Marines to redeploy some troops in Anbar elsewhere in Iraq

North County Times:

The Marine Corps said Friday that it expects to shrink the size of its forces in the Anbar province, where 25,000 North County-based Marines and sailors have been stationed the last several years.

The reduction applies only to forces in Anbar and not to the number of Marines in Iraq as a whole, at least for now, a Marine Corps spokesman said.

"Until we're told otherwise, the Marine Corps will maintain its current deployed numbers," Maj. Jay Delarosa at the service's Pentagon headquarters said in response to questions from the North County Times.


Insurgent attacks in Anbar have declined in recent months because of increased tribal cooperation with U.S. forces. So the Marine Corps has been shifting its focus to other areas, such as the Diyala province northeast of Baghdad.

Until the recent successes in Anbar, which is west of Baghdad, the province was the most lethal region in Iraq. At least 1,257 U.S. troops have died there, including a majority of the 336 locally based troops who have been killed in the war.

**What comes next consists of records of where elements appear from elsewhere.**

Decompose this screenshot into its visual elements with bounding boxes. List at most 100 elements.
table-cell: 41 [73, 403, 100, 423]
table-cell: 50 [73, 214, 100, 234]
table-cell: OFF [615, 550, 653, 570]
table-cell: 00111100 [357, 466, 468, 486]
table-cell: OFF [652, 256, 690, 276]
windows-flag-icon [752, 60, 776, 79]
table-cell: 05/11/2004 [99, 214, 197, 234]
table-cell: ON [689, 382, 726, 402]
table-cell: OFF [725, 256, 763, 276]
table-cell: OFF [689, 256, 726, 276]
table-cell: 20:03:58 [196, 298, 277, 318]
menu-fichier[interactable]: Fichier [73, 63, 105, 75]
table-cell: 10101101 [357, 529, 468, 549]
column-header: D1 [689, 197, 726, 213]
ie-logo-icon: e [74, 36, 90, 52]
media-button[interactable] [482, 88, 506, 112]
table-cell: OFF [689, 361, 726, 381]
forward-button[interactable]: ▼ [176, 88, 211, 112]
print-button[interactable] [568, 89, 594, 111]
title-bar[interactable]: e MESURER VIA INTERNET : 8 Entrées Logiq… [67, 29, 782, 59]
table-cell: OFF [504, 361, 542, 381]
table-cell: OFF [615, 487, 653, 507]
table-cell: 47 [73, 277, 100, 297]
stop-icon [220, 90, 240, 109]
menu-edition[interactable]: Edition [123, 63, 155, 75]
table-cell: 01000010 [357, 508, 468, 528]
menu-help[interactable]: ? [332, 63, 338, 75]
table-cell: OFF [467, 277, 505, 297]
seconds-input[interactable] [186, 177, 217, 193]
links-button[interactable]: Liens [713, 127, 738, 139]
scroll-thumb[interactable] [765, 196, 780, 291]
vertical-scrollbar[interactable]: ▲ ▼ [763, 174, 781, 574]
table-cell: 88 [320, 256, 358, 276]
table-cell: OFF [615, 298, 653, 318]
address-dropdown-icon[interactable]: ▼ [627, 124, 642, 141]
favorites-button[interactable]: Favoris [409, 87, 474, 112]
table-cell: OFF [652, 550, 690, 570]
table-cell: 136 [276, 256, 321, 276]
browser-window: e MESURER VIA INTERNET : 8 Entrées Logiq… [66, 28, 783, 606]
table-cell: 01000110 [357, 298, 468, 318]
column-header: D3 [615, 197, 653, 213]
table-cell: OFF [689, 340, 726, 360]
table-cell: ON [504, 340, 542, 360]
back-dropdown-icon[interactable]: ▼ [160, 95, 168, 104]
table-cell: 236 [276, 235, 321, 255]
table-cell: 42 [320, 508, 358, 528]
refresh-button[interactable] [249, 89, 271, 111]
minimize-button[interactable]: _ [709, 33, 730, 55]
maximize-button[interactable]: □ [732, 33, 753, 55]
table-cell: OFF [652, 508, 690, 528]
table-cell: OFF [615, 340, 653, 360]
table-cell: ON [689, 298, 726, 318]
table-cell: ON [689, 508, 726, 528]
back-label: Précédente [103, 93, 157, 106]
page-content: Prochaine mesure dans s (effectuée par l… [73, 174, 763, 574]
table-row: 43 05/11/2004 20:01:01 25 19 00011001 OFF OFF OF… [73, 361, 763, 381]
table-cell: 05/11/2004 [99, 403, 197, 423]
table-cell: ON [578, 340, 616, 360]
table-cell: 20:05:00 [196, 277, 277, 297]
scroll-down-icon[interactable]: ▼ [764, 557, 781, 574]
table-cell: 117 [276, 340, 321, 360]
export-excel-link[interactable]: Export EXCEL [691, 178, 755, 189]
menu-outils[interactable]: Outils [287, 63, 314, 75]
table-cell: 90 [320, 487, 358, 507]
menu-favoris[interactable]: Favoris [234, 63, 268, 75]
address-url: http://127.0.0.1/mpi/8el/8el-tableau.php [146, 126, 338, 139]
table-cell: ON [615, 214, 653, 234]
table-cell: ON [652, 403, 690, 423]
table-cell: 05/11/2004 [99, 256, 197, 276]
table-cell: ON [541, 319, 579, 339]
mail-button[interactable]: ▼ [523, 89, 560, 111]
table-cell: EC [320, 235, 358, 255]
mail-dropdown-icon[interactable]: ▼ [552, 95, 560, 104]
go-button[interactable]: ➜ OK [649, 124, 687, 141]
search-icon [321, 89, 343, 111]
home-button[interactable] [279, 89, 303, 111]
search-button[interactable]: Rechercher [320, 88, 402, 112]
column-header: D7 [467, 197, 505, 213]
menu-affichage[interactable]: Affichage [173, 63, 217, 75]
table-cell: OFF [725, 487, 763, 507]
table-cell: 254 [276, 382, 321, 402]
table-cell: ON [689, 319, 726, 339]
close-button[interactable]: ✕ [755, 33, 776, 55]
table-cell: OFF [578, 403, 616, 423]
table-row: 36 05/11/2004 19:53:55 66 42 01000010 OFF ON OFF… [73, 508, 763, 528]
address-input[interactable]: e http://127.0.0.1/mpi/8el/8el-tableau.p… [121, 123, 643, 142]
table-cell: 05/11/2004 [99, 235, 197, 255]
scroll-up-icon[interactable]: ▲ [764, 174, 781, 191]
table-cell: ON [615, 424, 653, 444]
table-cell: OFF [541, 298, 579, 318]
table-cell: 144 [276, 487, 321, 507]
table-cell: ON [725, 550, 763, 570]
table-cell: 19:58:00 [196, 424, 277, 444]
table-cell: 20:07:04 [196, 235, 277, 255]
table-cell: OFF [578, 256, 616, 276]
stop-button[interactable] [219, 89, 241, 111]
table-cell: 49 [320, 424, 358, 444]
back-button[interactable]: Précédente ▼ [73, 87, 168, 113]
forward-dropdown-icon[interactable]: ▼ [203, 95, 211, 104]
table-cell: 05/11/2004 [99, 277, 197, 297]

Earlier this year, Lt. Gen. James Mattis, head of the I Marine Expeditionary Force based at Camp Pendleton and commander of Marine forces throughout the Middle East, said Marines would chase insurgents who have fled Anbar.

...

The Pentagon announced that an estimated 11,000 Camp Pendleton Marines and sailors from the I Marine Expeditionary Force's Headquarters Group and Regimental Combat Teams 1 and 5 will be heading to Iraq late this year and early next year.

When the units ship out, they'll be taking the Marine Corps' newest and most controversial aircraft with them, the tilt-rotor Osprey helicopter. They'll also be getting more v-hulled, mine-resistant vehicles.

The on-ground commander of those troops will be Brig. Gen. John Kelly, who currently serves as legislative assistant to the commandant of the Marine Corps and has been nominated for promotion to major general.

Lt. Col. Christopher Hughes, spokesman for the I Marine Expeditionary Force, said Kelly's legislative work in recent months should serve him well as he undertakes his new assignment.

"He has a great relationship with Congress so that open line of communication should be very helpful," Hughes said Friday.

...
This sounds like a recognition of where the center of gravity of the war effort has moved. Indeed, the enemy's only hope for survival in Iraq is a Congressional ordered retreat.

The story really highlights the success of the Marine units in Anbar. They should be able to replicate their accomplishments elsewhere in Iraq as we deny the enemy access to the population and get the help of the population in destroying the enemy infrastructure in Iraq.

It looks like the Osprey will finally get a live fire drill. I have often thought it is needed most in Afghanistan because of the terrain and the disposition of forces.